Risco de maior fraqueza do dólar
Conforme observado, um recuo maior pode exercer pressão adicional sobre o dólar. Isso se deve a dois fatores: primeiro, a inflação volta a subir, embora não com a velocidade prevista logo após as tarifas amplas impostas aos EUA; segundo, surgem dúvidas se medidas de estímulo monetário mais agressivas estão sendo usadas para atender pressões políticas. A presença de Stephen Miran, aliado próximo do presidente, aumenta a probabilidade de mensagens para acelerar cortes de juros.
A configuração de votos também traz potencial para surpresas. Miran pode apoiar um recuo de 50 pontos-base. Se Christopher Waller e Michelle Bowman, que já votaram contra o consenso na última reunião, se alinharem a Miran, isso poderia ser visto como sinal de politização e pressionar o dólar. O mesmo vale se os três permanecerem isolados defendendo cortes mais profundos. O mercado também considera que futuros nomeados pelo presidente poderiam seguir essa linha.

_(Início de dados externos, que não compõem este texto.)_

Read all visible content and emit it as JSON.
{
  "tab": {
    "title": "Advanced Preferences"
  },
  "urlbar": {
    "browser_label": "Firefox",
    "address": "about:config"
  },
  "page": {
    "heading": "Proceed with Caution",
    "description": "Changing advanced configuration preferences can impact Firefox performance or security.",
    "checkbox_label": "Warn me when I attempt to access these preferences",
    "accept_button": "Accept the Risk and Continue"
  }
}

Por fim, as novas projeções do Fed — especialmente o gráfico de pontos que acompanha as expectativas de juros — serão decisivas. Se o Fed reduzir a taxa-alvo em 25 pontos-base e revisitar suas projeções para o fim deste ano e o próximo de maneira mais negativa, o sinal pode pressionar o dólar. Já uma queda de 50 pontos-base com projeções moderadas para cortes adicionais pode atenuar parte do impacto. Em resumo, há várias possibilidades, o que sugere volatilidade elevada e, na prática, maior espaço para fraqueza adicional do USD.